Impact of systemd on CFEngine (and configuration management tools in general)

384 views
Skip to first unread message

Marco Marongiu

unread,
Jan 17, 2015, 10:28:56 AM1/17/15
to help-c...@googlegroups.com
Hi there

I'd appreciate your opinions on the following, as I'm sure this will
have an impact on many of us pretty soon.

My Christmastime readings about systemd and a recent message to this
list from Bryan Burke (see below) seem to suggest that CFEngine
practitioners will have to develop a best practice pretty quick
regarding service management. And not only us: all of the people
managing services using Puppet, Chef, Salt or whatever may be impacted.

One of the features of systemd is that forked processes can't escape
their parent in no way. The moment you kill the parent, you kill the
children, too, and there is no way out of this.

Bryan attempt to have CFEngine upgrade itself on a systemd-bound OS seem
to suggest exactly that: the new package installs, the post-installation
scripts request a service restart and boom!
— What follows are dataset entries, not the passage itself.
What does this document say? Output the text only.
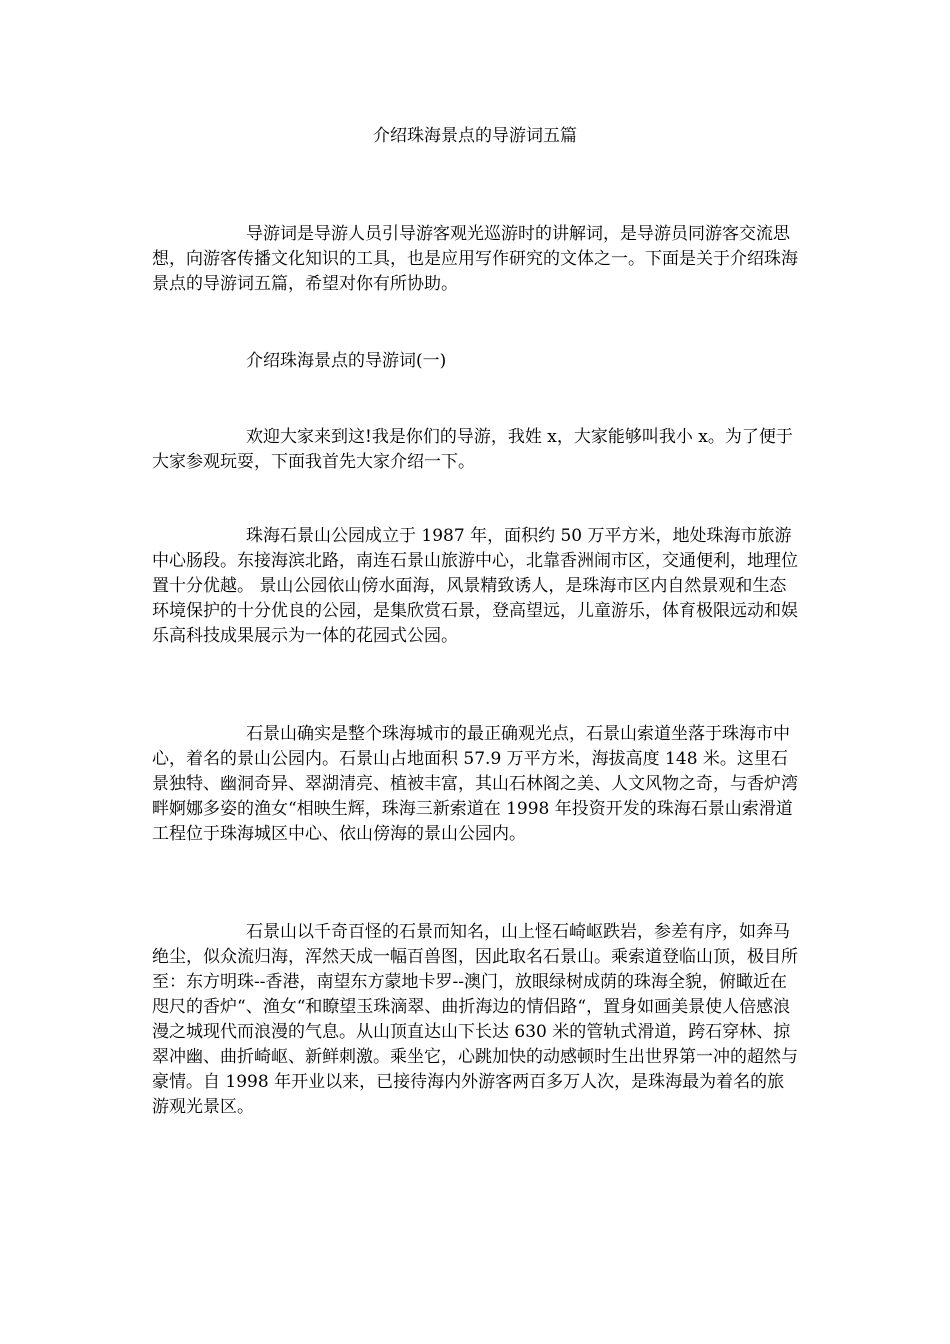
介绍珠海景点的导游词五篇

导游词是导游人员引导游客观光巡游时的讲解词，是导游员同游客交流思想，向游客传播文化知识的工具，也是应用写作研究的文体之一。下面是关于介绍珠海景点的导游词五篇，希望对你有所协助。

介绍珠海景点的导游词(一)

欢迎大家来到这!我是你们的导游，我姓 x，大家能够叫我小 x。为了便于大家参观玩耍，下面我首先大家介绍一下。

珠海石景山公园成立于 1987 年，面积约 50 万平方米，地处珠海市旅游中心肠段。东接海滨北路，南连石景山旅游中心，北靠香洲闹市区，交通便利，地理位置十分优越。 景山公园依山傍水面海，风景精致诱人，是珠海市区内自然景观和生态环境保护的十分优良的公园，是集欣赏石景，登高望远，儿童游乐，体育极限远动和娱乐高科技成果展示为一体的花园式公园。

石景山确实是整个珠海城市的最正确观光点，石景山索道坐落于珠海市中心，着名的景山公园内。石景山占地面积 57.9 万平方米，海拔高度 148 米。这里石景独特、幽洞奇异、翠湖清亮、植被丰富，其山石林阁之美、人文风物之奇，与香炉湾畔婀娜多姿的渔女“相映生辉，珠海三新索道在 1998 年投资开发的珠海石景山索滑道工程位于珠海城区中心、依山傍海的景山公园内。

石景山以千奇百怪的石景而知名，山上怪石崎岖跌岩，参差有序，如奔马绝尘，似众流归海，浑然天成一幅百兽图，因此取名石景山。乘索道登临山顶，极目所至：东方明珠--香港，南望东方蒙地卡罗--澳门，放眼绿树成荫的珠海全貌，俯瞰近在咫尺的香炉“、渔女“和瞭望玉珠滴翠、曲折海边的情侣路“，置身如画美景使人倍感浪漫之城现代而浪漫的气息。从山顶直达山下长达 630 米的管轨式滑道，跨石穿林、掠翠冲幽、曲折崎岖、新鲜刺激。乘坐它，心跳加快的动感顿时生出世界第一冲的超然与豪情。自 1998 年开业以来，已接待海内外游客两百多万人次，是珠海最为着名的旅游观光景区。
The whole thing is killed,
leaving the upgrade half-way done.

This suggests a few things to me.

The more important one is: on systemd-bound OSs we should get into the
habit of asking systemd to start/stop services and let go the (now) bad
habit of restarting a service by running it's script from init.d
directly. If not, that process may result as a child of CFEngine, and
should CFEngine stop for any reason, part of the system will go down
with it.

The second one is: on such systems we should maybe delegate the upgrade
of CFEngine to atd (like launching "at now+1min
/usr/local/sbin/upgrade-cfengine" for example) or to anything that
doesn't kill the process that upgrades CFEngine

Finally: all this should kept in mind when writing the pre/post
installation scripts in the CFEngine packages for systemd-bound OSs.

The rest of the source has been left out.